There are many scientists who are under the impression that racism is “Inherent, inborn, and unchangeable” because of the fact that the brain naturally works to differentiate objects. For example, though a table and a chair may both be made of wood, you can differentiate them, you can also differentiate the types of wood and so forth. Which then is extended to “people will always see differences in others, and regardless of what ever PC socialization projects you have, racism will never go away.”
What this experiment shows is basically this. Even adult people are able to change their perceptions on race, so long as they feel some sort of connection to the subject. In this case, they were less racist against the images they saw, because they more closely identified with the images on the screen because their hand “was black” like the black people on the screen.

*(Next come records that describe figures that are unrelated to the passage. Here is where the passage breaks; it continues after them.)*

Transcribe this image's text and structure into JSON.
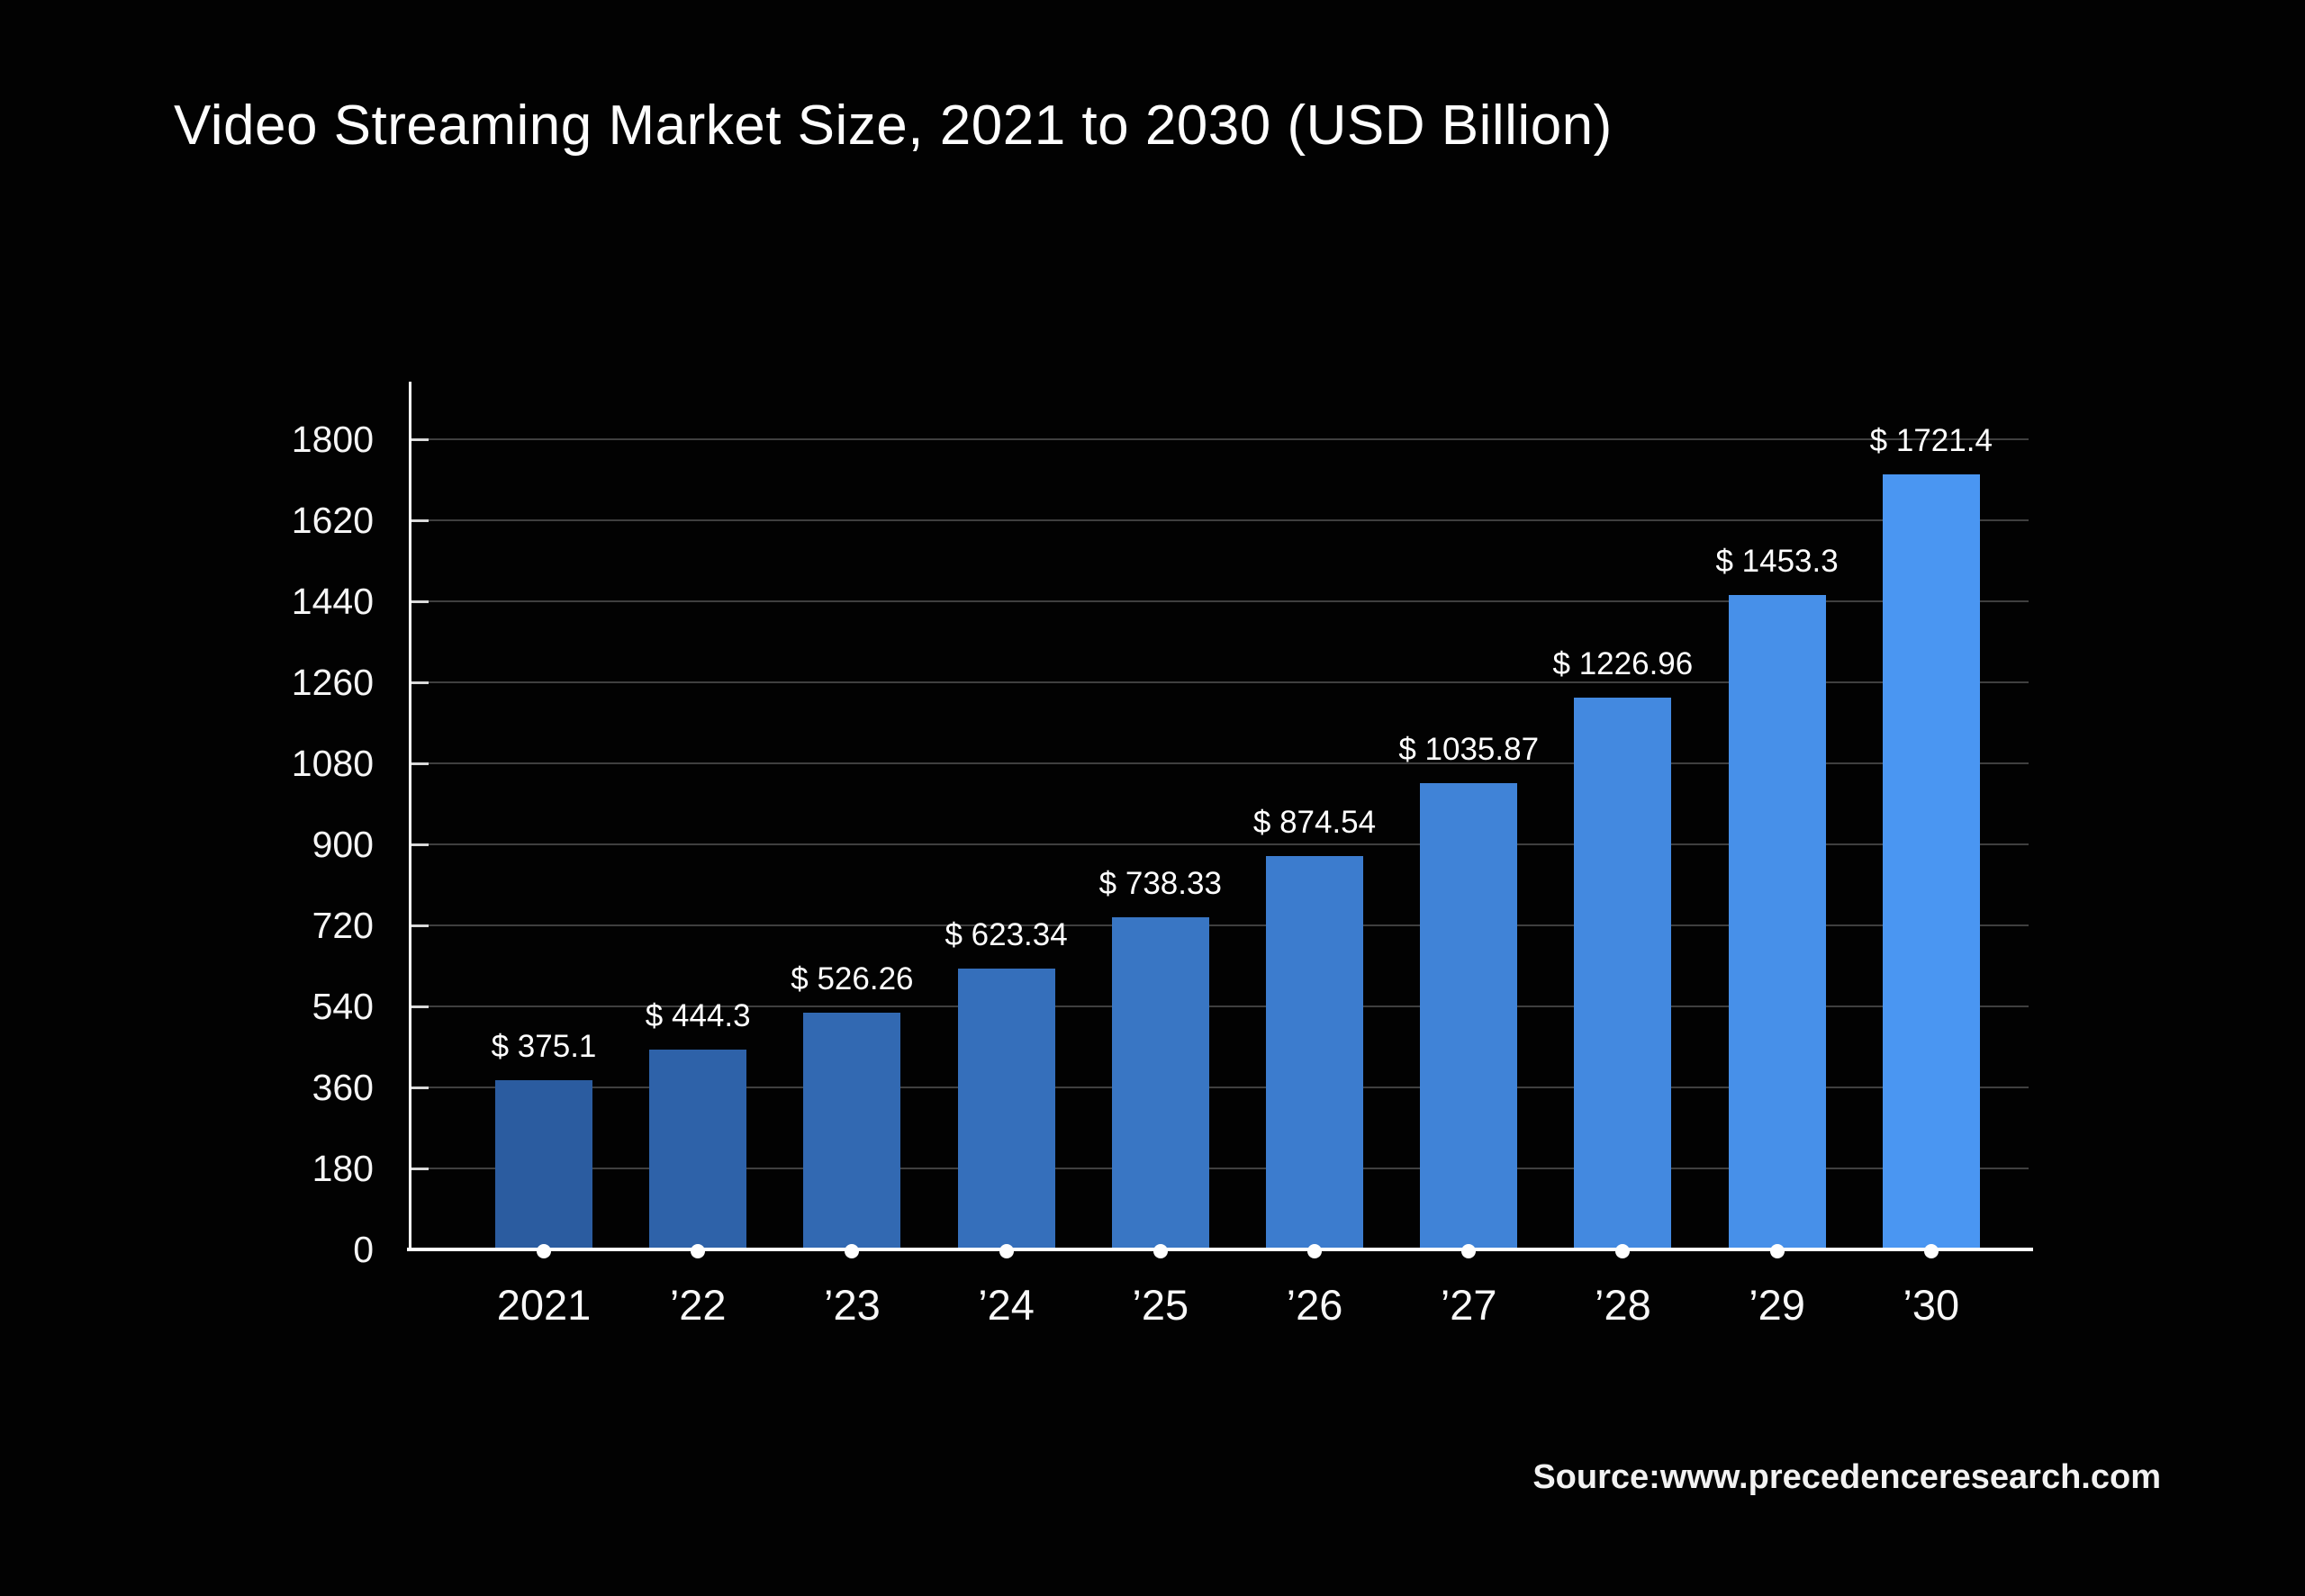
{
  "title": "Video Streaming Market Size, 2021 to 2030 (USD Billion)",
  "source": "Source:www.precedenceresearch.com",
  "colors": {
    "background": "#020202",
    "axis": "#ffffff",
    "gridline": "#3f3f3f",
    "text": "#ffffff",
    "bar_start": "#2b5ca0",
    "bar_end": "#4a96f2"
  },
  "chart_data": {
    "type": "bar",
    "title": "Video Streaming Market Size, 2021 to 2030 (USD Billion)",
    "categories": [
      "2021",
      "’22",
      "’23",
      "’24",
      "’25",
      "’26",
      "’27",
      "’28",
      "’29",
      "’30"
    ],
    "values": [
      375.1,
      444.3,
      526.26,
      623.34,
      738.33,
      874.54,
      1035.87,
      1226.96,
      1453.3,
      1721.4
    ],
    "value_labels": [
      "$ 375.1",
      "$ 444.3",
      "$ 526.26",
      "$ 623.34",
      "$ 738.33",
      "$ 874.54",
      "$ 1035.87",
      "$ 1226.96",
      "$ 1453.3",
      "$ 1721.4"
    ],
    "bar_colors": [
      "#2b5ca0",
      "#2e62a9",
      "#3269b2",
      "#356fbb",
      "#3976c4",
      "#3c7cce",
      "#4083d7",
      "#4389e0",
      "#4790e9",
      "#4a96f2"
    ],
    "xlabel": "",
    "ylabel": "",
    "ylim": [
      0,
      1800
    ],
    "yticks": [
      0,
      180,
      360,
      540,
      720,
      900,
      1080,
      1260,
      1440,
      1620,
      1800
    ],
    "grid": true,
    "legend": "none"
  }
}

This is actually shown to be the case in the social psychology “Us Vs. Them” Phenomenon. Basically there is conflict over finite resources (money, power, status) and because of this people tend to form into groups, the “In Group” or “Out Groups”. People who make mistakes in the “In Group” will be excused for their errors (Oh they got a bad break, Everyone makes mistakes, no one is perfect) while members of the Out Group will be demonized for those same mistakes, (Black people are always on welfare, Mexicans are criminals, etc etc.).
This shows, that when we can make people consider themselves to be a part of groups they once considered “Out Groups” and fully adopt the identity of those within those groups, conflict can be abated.
Check out this article by Sherif http://www.simplypsychology.org/robbers-cave.html
so long story short, this isn’t exactly a “random experiment” it’s a building blog for wider social change.
“Life long neuroplastic change in the brain”
This is why I have such a problem with porn, it rewires your brain, and the messages you’re getting (whatever you do to a woman’s body, she’ll love it) become more ingrained into your mentality. You become desensitised and these behaviours are deemed acceptable.